Langkah-Langkah Strategis Transformasi PLN
Dalam forum tersebut, PLN memaparkan secara rinci berbagai langkah strategis yang telah dan sedang diimplementasikan. Upaya penyederhanaan struktur anak usaha menjadi prioritas utama, di mana PLN berakselerasi dalam proses konsolidasi dan efisiensi. Selain itu, PLN juga mempercepat pembangunan infrastruktur ketenagalistrikan vital, termasuk pembangkit listrik, jaringan transmisi, dan gardu induk, sesuai dengan arahan yang diberikan oleh Kementerian Energi dan Sumber Daya Mineral (ESDM).
Salah satu fokus utama lainnya adalah penguatan infrastruktur backbone kelistrikan di wilayah Sumatra. Menyadari pentingnya keandalan pasokan listrik, PLN tengah menyiapkan berbagai proyek monumental untuk memperkuat jaringan transmisi pada tegangan 500 kV, 275 kV, dan 150 kV. Peningkatan kapasitas pembangkit di wilayah Sumatra juga menjadi bagian tak terpisahkan dari strategi ini. Tujuannya jelas: untuk meningkatkan keandalan sistem kelistrikan secara keseluruhan dan secara efektif mencegah terulangnya insiden gangguan serupa di masa mendatang.
Melalui transformasi yang terukur dan penguatan infrastruktur ketenagalistrikan yang berkelanjutan, BP BUMN bersama Danantara terus berkomitmen untuk mendorong PLN agar menjadi perusahaan energi yang semakin efisien, andal, dan berdaya saing tinggi. Transformasi ini diharapkan tidak hanya mampu mendukung ketahanan energi nasional, tetapi juga mempercepat laju pertumbuhan ekonomi Indonesia, serta memastikan bahwa masyarakat mendapatkan layanan kelistrikan yang semakin berkualitas dan terjamin.

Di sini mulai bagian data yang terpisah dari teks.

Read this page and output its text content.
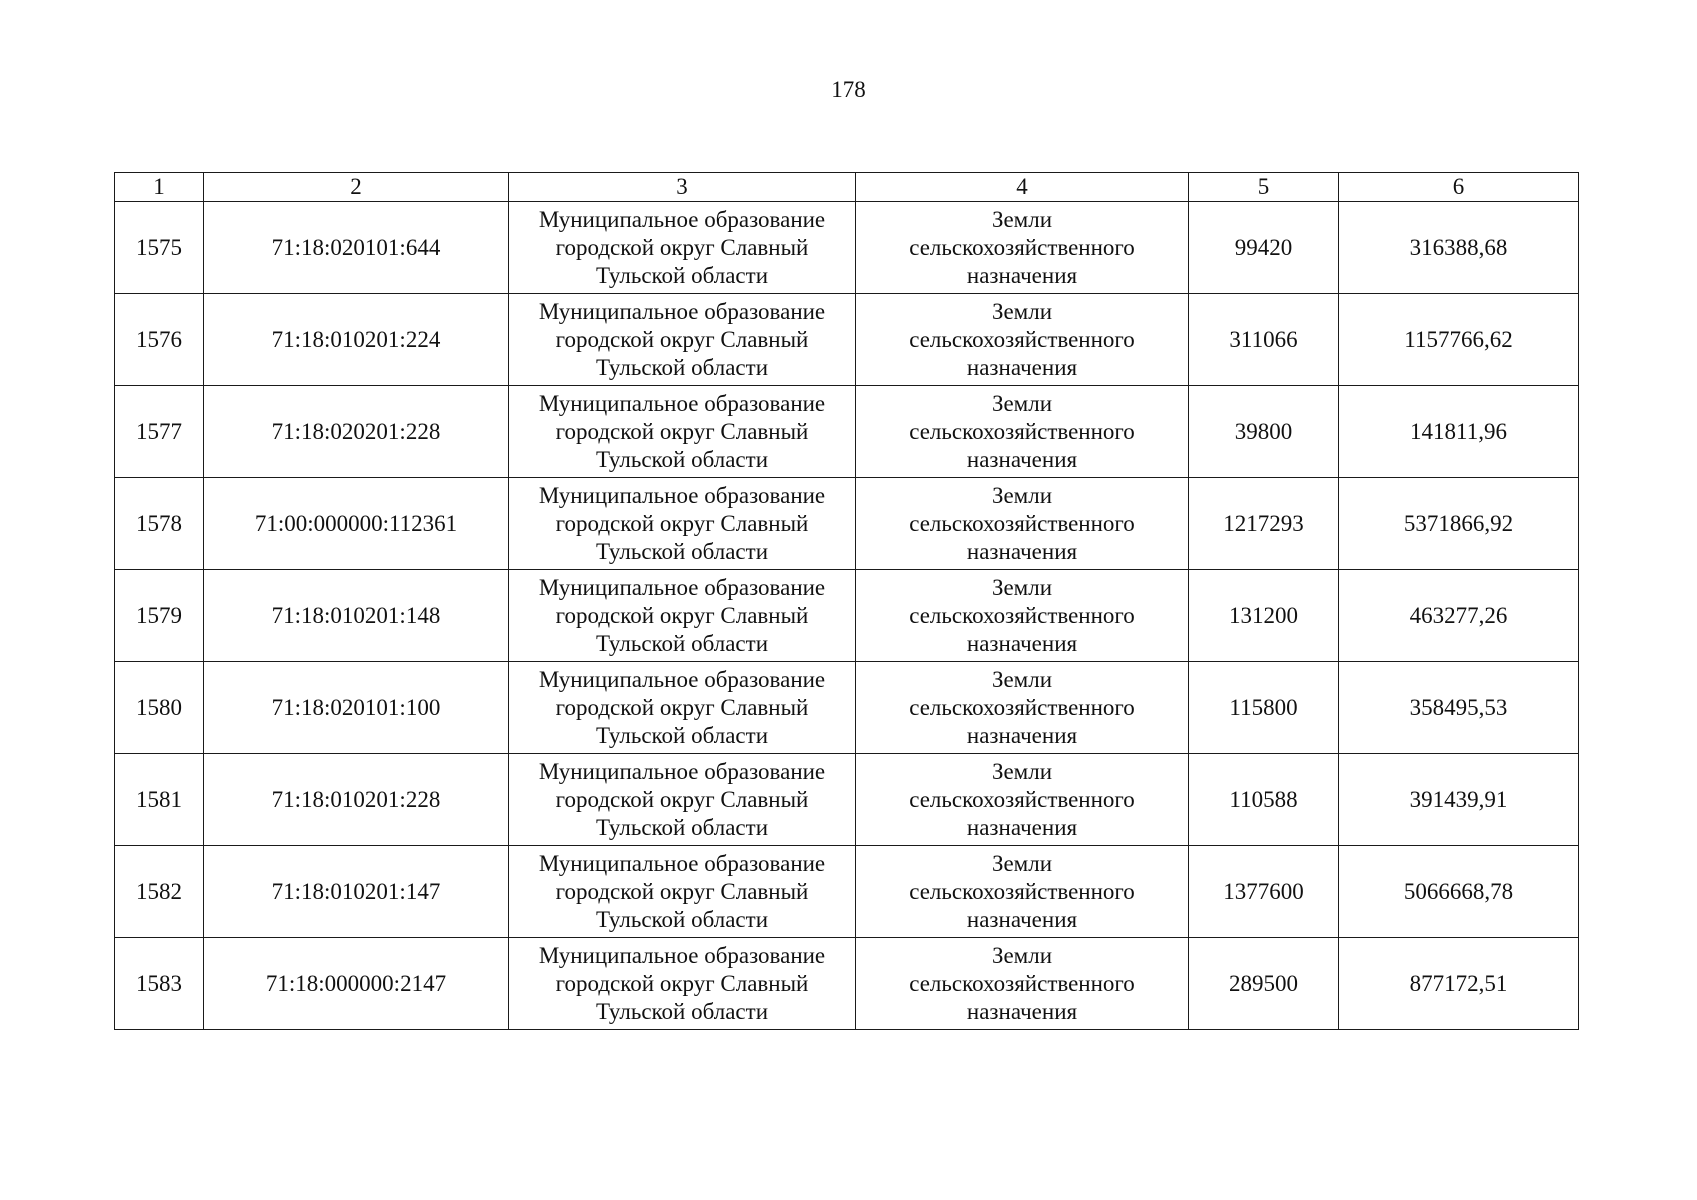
178
1	2	3	4	5	6
1575	71:18:020101:644	Муниципальное образование
городской округ Славный
Тульской области	Земли
сельскохозяйственного
назначения	99420	316388,68
1576	71:18:010201:224	Муниципальное образование
городской округ Славный
Тульской области	Земли
сельскохозяйственного
назначения	311066	1157766,62
1577	71:18:020201:228	Муниципальное образование
городской округ Славный
Тульской области	Земли
сельскохозяйственного
назначения	39800	141811,96
1578	71:00:000000:112361	Муниципальное образование
городской округ Славный
Тульской области	Земли
сельскохозяйственного
назначения	1217293	5371866,92
1579	71:18:010201:148	Муниципальное образование
городской округ Славный
Тульской области	Земли
сельскохозяйственного
назначения	131200	463277,26
1580	71:18:020101:100	Муниципальное образование
городской округ Славный
Тульской области	Земли
сельскохозяйственного
назначения	115800	358495,53
1581	71:18:010201:228	Муниципальное образование
городской округ Славный
Тульской области	Земли
сельскохозяйственного
назначения	110588	391439,91
1582	71:18:010201:147	Муниципальное образование
городской округ Славный
Тульской области	Земли
сельскохозяйственного
назначения	1377600	5066668,78
1583	71:18:000000:2147	Муниципальное образование
городской округ Славный
Тульской области	Земли
сельскохозяйственного
назначения	289500	877172,51
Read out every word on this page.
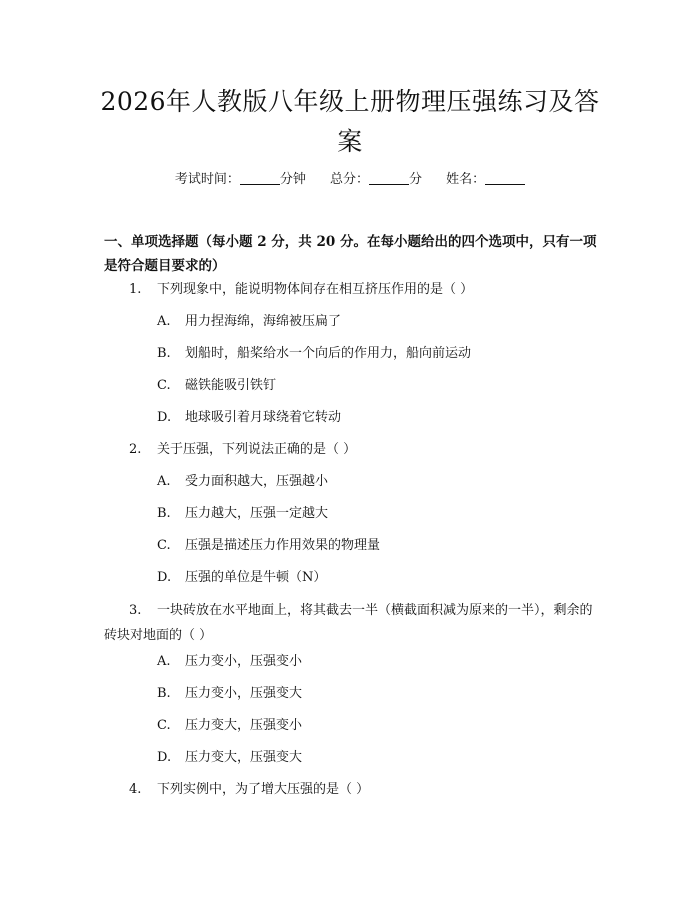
2026年人教版八年级上册物理压强练习及答案
考试时间：	分钟 总分：	分 姓名：
一、单项选择题（每小题 2 分，共 20 分。在每小题给出的四个选项中，只有一项是符合题目要求的）
1. 下列现象中，能说明物体间存在相互挤压作用的是（ ）
A. 用力捏海绵，海绵被压扁了
B. 划船时，船桨给水一个向后的作用力，船向前运动
C. 磁铁能吸引铁钉
D. 地球吸引着月球绕着它转动
2. 关于压强，下列说法正确的是（ ）
A. 受力面积越大，压强越小
B. 压力越大，压强一定越大
C. 压强是描述压力作用效果的物理量
D. 压强的单位是牛顿（N）
3. 一块砖放在水平地面上，将其截去一半（横截面积减为原来的一半），剩余的砖块对地面的（ ）
A. 压力变小，压强变小
B. 压力变小，压强变大
C. 压力变大，压强变小
D. 压力变大，压强变大
4. 下列实例中，为了增大压强的是（ ）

Progres Positif Implementasi RUPTL 2025–2034
Di sisi lain, implementasi RUPTL 2025–2034 menunjukkan progres yang sangat positif. Hingga saat ini, tercatat sekitar 1.634 proyek atau hampir 40% dari total proyek yang direncanakan telah memasuki tahap eksekusi. Angka ini mencerminkan komitmen PLN dalam memenuhi kebutuhan energi listrik masa depan Indonesia.
Selain itu, sebagai bagian dari upaya berkelanjutan untuk meningkatkan keandalan pasokan listrik nasional, PLN terus melakukan evaluasi mendalam dan penguatan sistem kelistrikan. Fokus utama evaluasi ini adalah pasca-gangguan sistemik (blackout) yang sempat terjadi di Sumatra. Melalui analisis yang cermat dan implementasi perbaikan yang tepat sasaran, PLN berupaya meminimalisir risiko kejadian serupa dan memastikan stabilitas pasokan listrik di seluruh penjuru negeri.
Transformasi PLN ini mencakup berbagai aspek, mulai dari efisiensi operasional, penguatan infrastruktur, hingga inovasi teknologi. Dengan struktur yang lebih ramping dan fokus pada bisnis inti, PLN diharapkan dapat beroperasi lebih lincah, responsif terhadap perubahan pasar, dan mampu memberikan nilai tambah yang lebih besar bagi negara dan masyarakat. Upaya ini merupakan investasi jangka panjang untuk memastikan Indonesia memiliki sistem kelistrikan yang kuat, andal, dan mampu menopang pertumbuhan ekonomi serta kesejahteraan rakyat.